According to, 2,316 U.S. troops have died in Iraq and 30,000 to more than 100,000 Iraqis have died since 2003.

President George W. Bush said he believes the troops will be successful.

“If I didn’t believe we could succeed, I wouldn’t be there. I wouldn’t put those kids there,” Bush said. “I meet with too many families who’ve lost a loved one to not be able to look them in the eye and say, ‘We’re doing the right thing,’ and we are doing a right thing.”

However, Richard Hutchinson, an assistant professor of sociology, said it is difficult to be optimistic when it comes to the war in Iraq.

“Good progress has been made, but also terrible things have happened, most of which were completely unanticipated by the administration that launched the war,” Hutchinson said. “There was a series of good things that happened, such as the development of the constitution and the national election, but at the same time the insurgency has continued to grow stronger.”
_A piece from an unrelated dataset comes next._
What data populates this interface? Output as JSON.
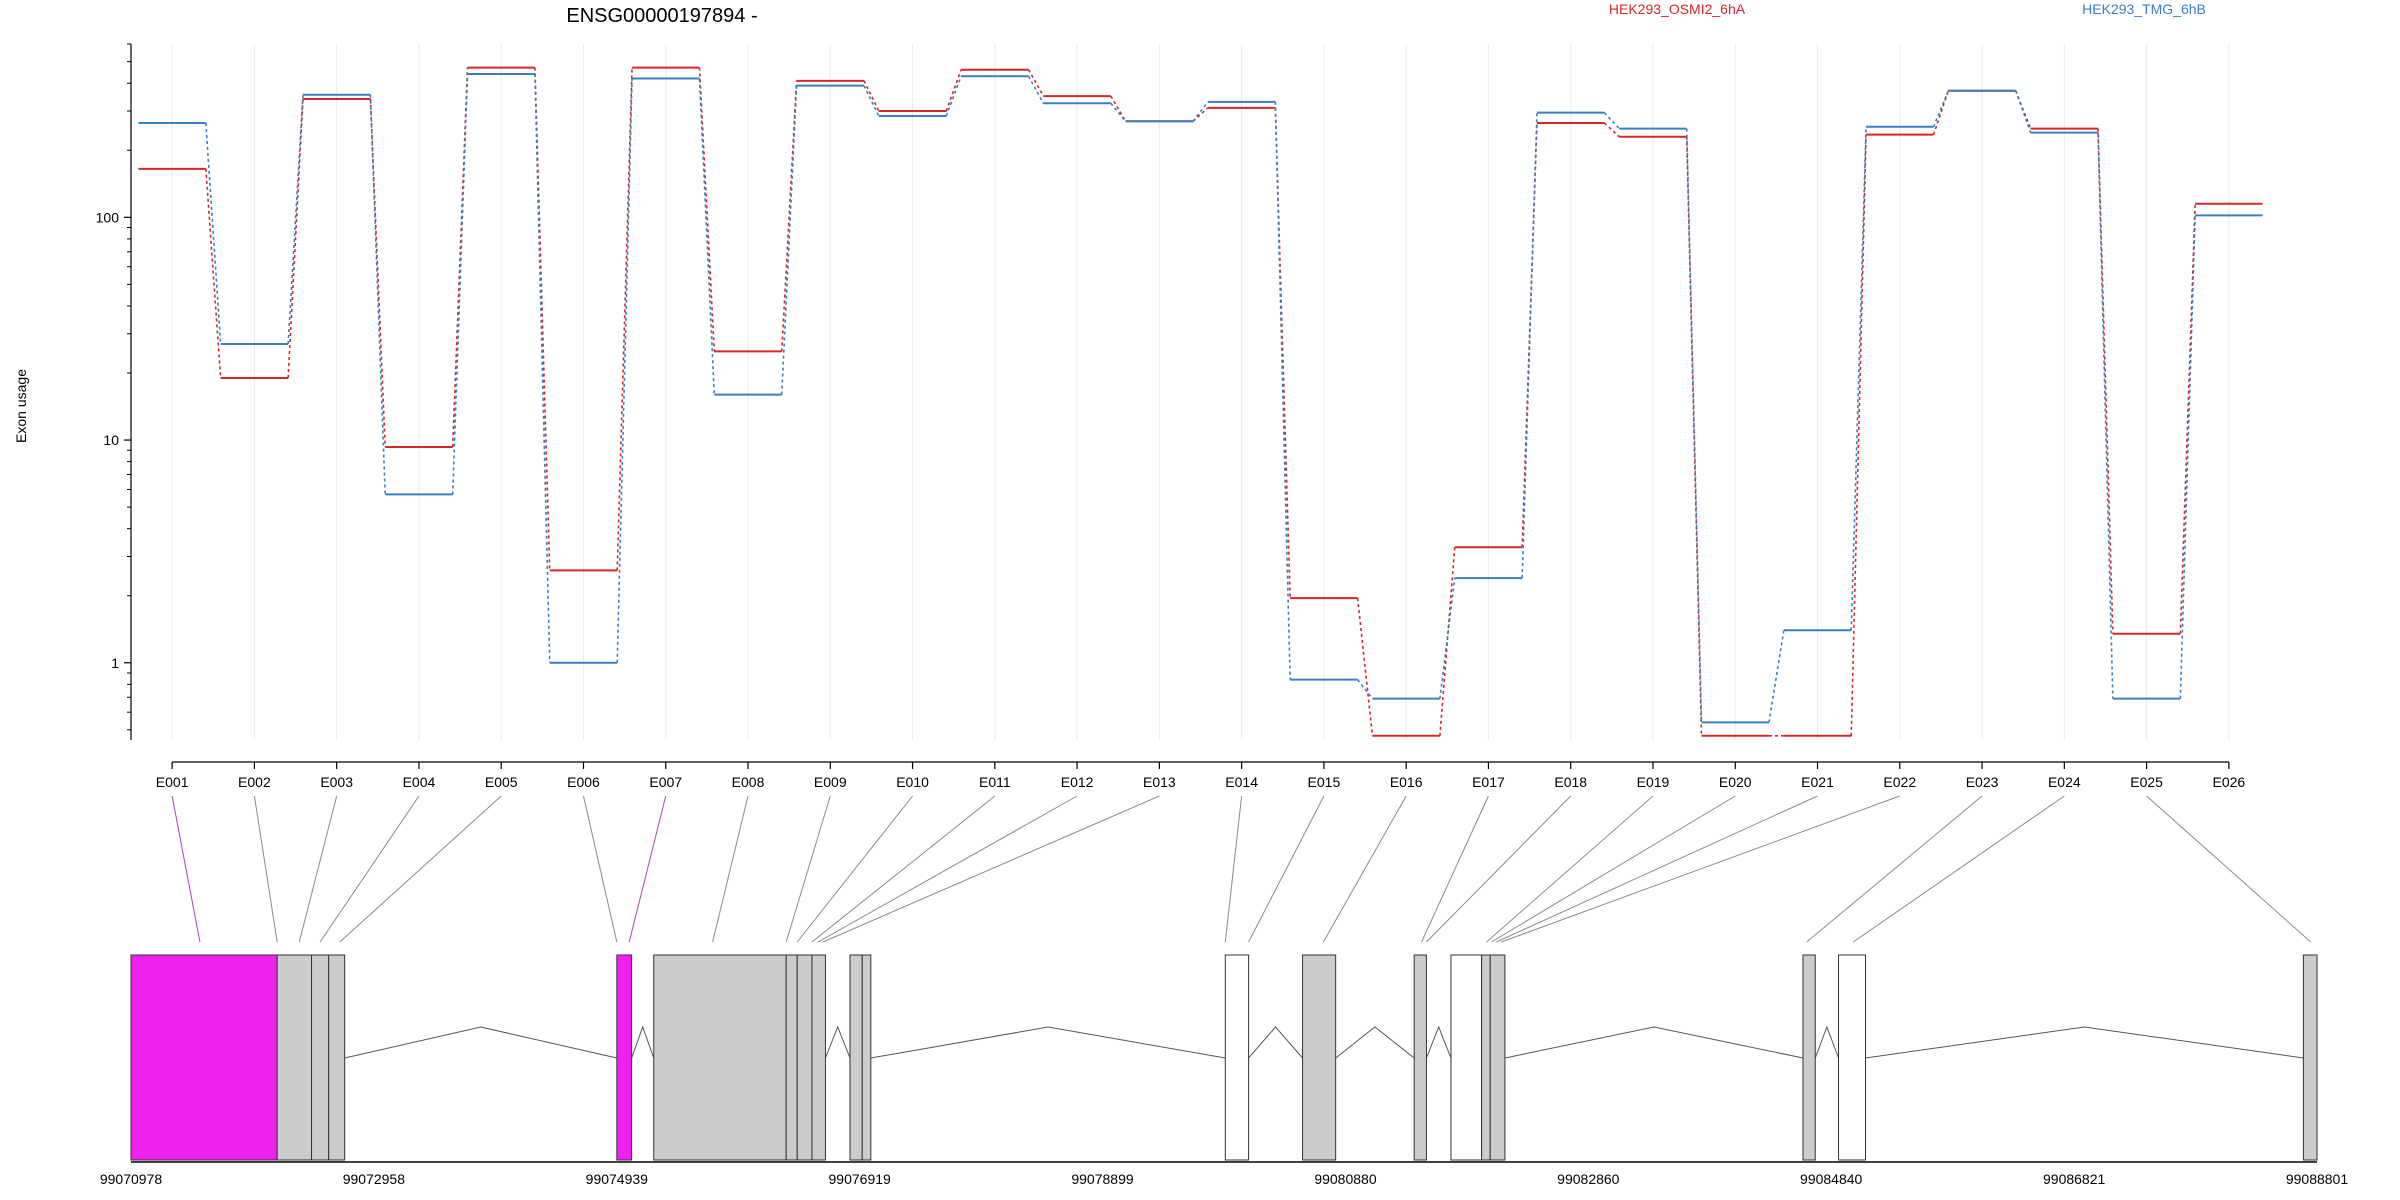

Hutchinson said there are a lot of negative trends happening in Iraq.

“The stated of goal was to liberate Iraq and they would live happily ever after with a nice stable democracy but nothing vaguely like that has happened,” Hutchinson said.

He also said he is not surprised that the public has gone sour with the war.

“It hasn’t gone anything like it was supposed to,” Hutchinson said. “The Shiites and the Kurds have dominated the process by changing the army largely into a Shiite and Kurdish army, leaving the cities to believe that we don’t have any stake in this government.”

Hutchinson said if some decisive leadership among the Sunnis and the Shiites was to come about it is possible in a couple of years for Iraq to obtain a better footing.

“It is difficult to see that happening right now. The signs that the political leadership have been giving are not very encouraging,” Hutchinson said. “It is difficult to see how it is in the U.S. power to bring about a victory, because it is not in our hands.”

Hutchinson said Iraqi independence is in the hands of the leaders of the groups in that country.

“If they decide they don’t want to do what it takes to unify the country, then I don’t see how we can bring it about on our own,” Hutchinson said.

Students are also voicing their feelings concerning the three-year war in Iraq.

“I feel worse than ever about it because so much more information is available about our mistakes, what we have done and what we have failed to do,” Christina Linza, a senior speech major, said. “The troops need to stay there because we need to finish what we started. We certainly could have done a whole lot better.”

Other students feel the cause of the war is sufficient reason to be in Iraq.

“It’s necessary for us to be over there if we’re going to bring democracy to Iraq,” Liz Guy, a freshman biology major, said.

Many students, however, do not feel they know enough information on the war in Iraq to comment, but have faith in the leaders of our country.

“The public isn’t being sufficiently informed of our progress in Iraq,” Shannon Dowling, a junior political science major, said. “I have faith in our country and our president, that he will make the right decisions in the best interest of our country.”